Morgendienst, de geestelijke wapenrusting (3)
Zingen: Psalm 25 : 2
Zingen: Psalm 119 : 88
Schriftlezing: Efeze 5 : 1 – 21
Zingen: Psalm 57 : 1, 2, 5 en 7
Zingen: Psalm 86 : 6
Zingen: Psalm 17 : 4
Efeze 6 vers 14a
‘Een krijgsknecht van Jezus Christus’.
1) een staande krijgsknecht (Staat dan)
2) een omgorde krijgsknecht (uw lendenen omgord hebbende)
3) een krachtige krijgsknecht (met de waarheid)
Vragen voor onze kinderen en jongeren:
1.Hoe kwam een Romeinse soldaat aan zijn wapenrusting?
2.Wat is het grote verschil met de ‘geestelijke’ wapenrusting?

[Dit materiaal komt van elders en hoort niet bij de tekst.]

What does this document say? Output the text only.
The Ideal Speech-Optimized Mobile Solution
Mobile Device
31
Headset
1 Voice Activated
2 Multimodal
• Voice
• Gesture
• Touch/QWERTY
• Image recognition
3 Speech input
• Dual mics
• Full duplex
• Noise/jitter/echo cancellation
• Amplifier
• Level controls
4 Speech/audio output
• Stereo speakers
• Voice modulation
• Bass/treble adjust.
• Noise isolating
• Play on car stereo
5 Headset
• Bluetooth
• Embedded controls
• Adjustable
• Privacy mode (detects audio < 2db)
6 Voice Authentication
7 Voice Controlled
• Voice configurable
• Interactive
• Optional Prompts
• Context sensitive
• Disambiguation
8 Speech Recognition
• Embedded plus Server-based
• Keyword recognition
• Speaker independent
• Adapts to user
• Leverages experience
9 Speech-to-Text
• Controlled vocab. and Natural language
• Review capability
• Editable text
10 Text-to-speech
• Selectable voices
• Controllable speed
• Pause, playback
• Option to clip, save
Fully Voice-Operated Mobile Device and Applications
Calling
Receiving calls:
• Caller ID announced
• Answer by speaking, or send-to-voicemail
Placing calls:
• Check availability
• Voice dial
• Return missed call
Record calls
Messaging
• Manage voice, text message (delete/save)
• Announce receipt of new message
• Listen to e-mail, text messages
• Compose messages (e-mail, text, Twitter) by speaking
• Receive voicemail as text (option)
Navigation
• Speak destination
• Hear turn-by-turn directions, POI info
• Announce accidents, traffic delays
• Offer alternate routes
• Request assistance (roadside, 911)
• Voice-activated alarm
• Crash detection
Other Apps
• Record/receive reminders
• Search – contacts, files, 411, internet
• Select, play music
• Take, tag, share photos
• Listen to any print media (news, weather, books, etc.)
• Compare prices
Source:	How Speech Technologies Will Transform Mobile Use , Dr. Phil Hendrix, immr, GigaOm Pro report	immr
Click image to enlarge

3.Wat is de betekenis van Romeinen 13 vers 14: ‘doet aan de Heere Jezus Christus’?
4.Welke diepe betekenis ligt er achter de oproep ‘staat dan’?
5.Kan een geestelijk dode ‘staan’? Wat moet er dan gebeuren?
6.’Staan’ Gods kinderen altijd? Kun je het Bijbelse voorbeeld navertellen?
7.Is er een volgorde in het aantrekken van de geestelijke wapenrusting?
8.Wat is de functie van de gordel?
9.En waarom gaat het over de gordel ‘van de waarheid’?
10.Wie is dé ‘Waarheid’? Zoek jij al naar ‘waarheid in het binnenste’ en Deze Zaligmaker?
Middagdienst, leerdienst Dordtse Leerregels II, par. 8 en 9
Zingen: Psalm 33 : 1
Zingen: Psalm 31 : 12
Schriftlezing: Johannes 10 : 1 – 18
Zingen: Psalm 48 : 1, 4 en 6
Zingen: Psalm 116 : 1 en 11
Zingen: Psalm 144 : 7
‘Toegebracht en thuisgebracht’.
1) naar de wil van de Vader (par. 8a)
2) door de gaven van de Geest (par. 8c)
3) om het werk van de Zoon (par. 8b en d)
4) tot vreugde van de Kerk (par. 9)
Vragen voor onze kinderen en jongeren:
1.Wat wil dat zeggen: de vrije raad en de genadige wil van God de Vader?
2.Uit welke zin komt de bekende uitdrukking ‘die allen en die alleen’? En wie worden er dan aangewezen?
3.Wat beweerden de Remonstranten en waarom zijn onze vaderen dan zo heel scherp in hun woorden in de verwerping der dwalingen?
4.Twee keer wijst paragraaf 8 aan ‘hoe een zondaar aan het geloof komt’; welk woord gebruiken ze daar twee keer voor?
5.Wie is de ‘Werkmeester’ van het geloof?
6.Wie heeft de gave van het geloof en andere gaven verdiend?
7.Welke drie heerlijke zaken worden genoemd die Jezus doet voor de Zijnen?
8.Wat bedoelen onze vaderen met de ‘poorten der hel’?
9.Gods kinderen doen drie dingen (slot par. 9); welke drie?
10.Er zal altijd een Kerk van ware gelovigen zijn; verlang jij ernaar om bij die Kerk te horen? Wat moet je doen?